Iraq and Syria would notionally merge, which would cause a political earthquake. The combination would actually counterbalance Egypt, leading to a possibly more stable Union even if both in Cairo and wherever the capital of the Syraq side will end up to be (the obvious symbolic, and geographically reasonable choice, would likely be... Raqqa, if Baghdad and Damascus are excluded) you will see factionalism and conflict between parties even if formally disbanded. Nasser would try to dominate the entire thing, which would be poorly received in Syria and Iraq (as it was in Syria IOTL).

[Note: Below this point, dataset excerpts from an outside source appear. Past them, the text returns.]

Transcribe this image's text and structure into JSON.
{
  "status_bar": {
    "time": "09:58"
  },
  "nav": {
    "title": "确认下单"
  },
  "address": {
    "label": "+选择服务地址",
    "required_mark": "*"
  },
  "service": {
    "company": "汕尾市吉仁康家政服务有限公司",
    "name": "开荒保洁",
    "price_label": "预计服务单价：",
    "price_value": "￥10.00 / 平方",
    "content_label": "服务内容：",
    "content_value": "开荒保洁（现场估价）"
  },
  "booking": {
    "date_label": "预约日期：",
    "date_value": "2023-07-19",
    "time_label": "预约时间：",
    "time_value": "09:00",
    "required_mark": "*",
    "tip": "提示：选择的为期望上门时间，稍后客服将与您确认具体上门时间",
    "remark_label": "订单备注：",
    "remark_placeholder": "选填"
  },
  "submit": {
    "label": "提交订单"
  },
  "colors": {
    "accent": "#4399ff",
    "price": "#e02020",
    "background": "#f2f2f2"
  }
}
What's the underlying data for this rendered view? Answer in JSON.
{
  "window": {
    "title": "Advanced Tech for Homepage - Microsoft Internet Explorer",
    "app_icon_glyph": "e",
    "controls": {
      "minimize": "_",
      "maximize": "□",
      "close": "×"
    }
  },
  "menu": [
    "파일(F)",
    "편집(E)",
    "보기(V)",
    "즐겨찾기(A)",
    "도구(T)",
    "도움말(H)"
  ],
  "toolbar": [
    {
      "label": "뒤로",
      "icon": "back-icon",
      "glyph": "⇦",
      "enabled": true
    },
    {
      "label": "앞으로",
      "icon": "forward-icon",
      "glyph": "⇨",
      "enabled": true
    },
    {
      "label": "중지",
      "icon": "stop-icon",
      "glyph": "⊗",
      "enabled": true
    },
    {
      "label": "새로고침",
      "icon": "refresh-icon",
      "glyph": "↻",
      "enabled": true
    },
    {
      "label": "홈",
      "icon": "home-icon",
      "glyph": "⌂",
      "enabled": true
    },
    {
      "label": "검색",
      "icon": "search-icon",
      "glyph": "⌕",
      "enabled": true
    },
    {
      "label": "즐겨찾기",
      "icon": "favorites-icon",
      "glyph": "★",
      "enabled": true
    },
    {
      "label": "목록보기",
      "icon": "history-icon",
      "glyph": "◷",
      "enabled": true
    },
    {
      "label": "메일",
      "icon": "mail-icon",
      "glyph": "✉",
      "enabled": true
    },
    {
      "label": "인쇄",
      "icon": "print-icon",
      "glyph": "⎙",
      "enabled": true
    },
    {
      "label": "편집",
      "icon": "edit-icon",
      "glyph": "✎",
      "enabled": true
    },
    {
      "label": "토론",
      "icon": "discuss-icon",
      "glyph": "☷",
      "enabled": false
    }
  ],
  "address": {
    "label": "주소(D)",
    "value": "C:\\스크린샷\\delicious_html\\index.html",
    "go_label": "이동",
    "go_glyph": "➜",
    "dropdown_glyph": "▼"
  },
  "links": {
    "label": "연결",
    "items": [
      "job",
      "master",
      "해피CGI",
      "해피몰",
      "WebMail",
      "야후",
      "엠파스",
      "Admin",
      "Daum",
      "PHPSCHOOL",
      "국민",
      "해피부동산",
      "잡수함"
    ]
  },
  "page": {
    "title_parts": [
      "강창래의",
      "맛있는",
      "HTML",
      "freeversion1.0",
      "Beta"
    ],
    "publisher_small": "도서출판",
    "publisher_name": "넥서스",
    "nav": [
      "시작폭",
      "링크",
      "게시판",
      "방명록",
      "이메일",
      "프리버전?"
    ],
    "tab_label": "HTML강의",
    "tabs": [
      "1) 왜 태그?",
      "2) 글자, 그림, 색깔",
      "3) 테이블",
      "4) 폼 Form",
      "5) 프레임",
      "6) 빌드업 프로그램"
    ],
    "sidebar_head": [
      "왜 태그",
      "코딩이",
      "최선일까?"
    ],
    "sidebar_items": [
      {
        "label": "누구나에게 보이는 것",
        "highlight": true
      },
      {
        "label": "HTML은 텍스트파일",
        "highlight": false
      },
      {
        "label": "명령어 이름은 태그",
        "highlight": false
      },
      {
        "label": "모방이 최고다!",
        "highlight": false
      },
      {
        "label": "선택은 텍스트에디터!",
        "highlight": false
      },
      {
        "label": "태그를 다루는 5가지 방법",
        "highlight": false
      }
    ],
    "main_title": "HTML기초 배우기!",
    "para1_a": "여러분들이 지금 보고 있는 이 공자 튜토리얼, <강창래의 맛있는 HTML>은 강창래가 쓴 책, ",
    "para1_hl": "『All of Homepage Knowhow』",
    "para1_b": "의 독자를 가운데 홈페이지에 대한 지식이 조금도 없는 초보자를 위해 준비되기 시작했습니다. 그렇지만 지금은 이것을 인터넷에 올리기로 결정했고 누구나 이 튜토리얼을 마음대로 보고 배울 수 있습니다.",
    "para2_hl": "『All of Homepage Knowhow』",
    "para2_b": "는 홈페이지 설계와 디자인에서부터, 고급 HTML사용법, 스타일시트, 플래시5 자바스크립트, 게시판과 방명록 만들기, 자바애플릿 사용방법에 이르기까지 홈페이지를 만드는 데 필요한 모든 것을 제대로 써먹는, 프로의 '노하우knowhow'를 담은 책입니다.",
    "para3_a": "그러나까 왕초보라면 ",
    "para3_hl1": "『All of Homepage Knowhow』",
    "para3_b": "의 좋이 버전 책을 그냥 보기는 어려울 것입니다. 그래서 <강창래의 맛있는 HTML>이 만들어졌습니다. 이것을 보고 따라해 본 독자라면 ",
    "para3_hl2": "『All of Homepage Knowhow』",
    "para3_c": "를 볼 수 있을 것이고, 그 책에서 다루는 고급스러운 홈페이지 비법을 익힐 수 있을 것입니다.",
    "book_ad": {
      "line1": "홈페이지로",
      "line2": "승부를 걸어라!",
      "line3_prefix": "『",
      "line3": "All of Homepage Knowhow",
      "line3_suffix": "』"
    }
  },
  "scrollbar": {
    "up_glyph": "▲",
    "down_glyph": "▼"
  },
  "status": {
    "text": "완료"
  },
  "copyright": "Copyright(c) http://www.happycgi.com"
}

I agree that an attempt to seize Kuwait is likely here, so would be an even worse escalation in South Yemen. Both Israel and Saudi Arabia, and to a lesser extent also Iran, would be terrified. This UAR, if it manages to keep itself together, would have to worry about many fronts at once, Palestine being obviously the foremost worry, but also having to engage in the border conflict with Iran, a confrontation with Britain over Kuwait/the Gulf/perhaps South Yemen, North Yemen and more generally ideological and territorial issues with Riyadh, the Kurdish question, support to Algerian revolutionaries and possibly Saharawi ones in time (and/or Eritreans?) and ofc Lebanon. Jordan would also be very actively hostile and very likely to be unstable in this context.
Israel would possibly launch a pre-emptive strike of the Six Days type earlier, but maybe without involving Jordan (so strategically more similar to the October War, albeit likelyhood of that spilling over to either Lebanon, Jordan or both remains).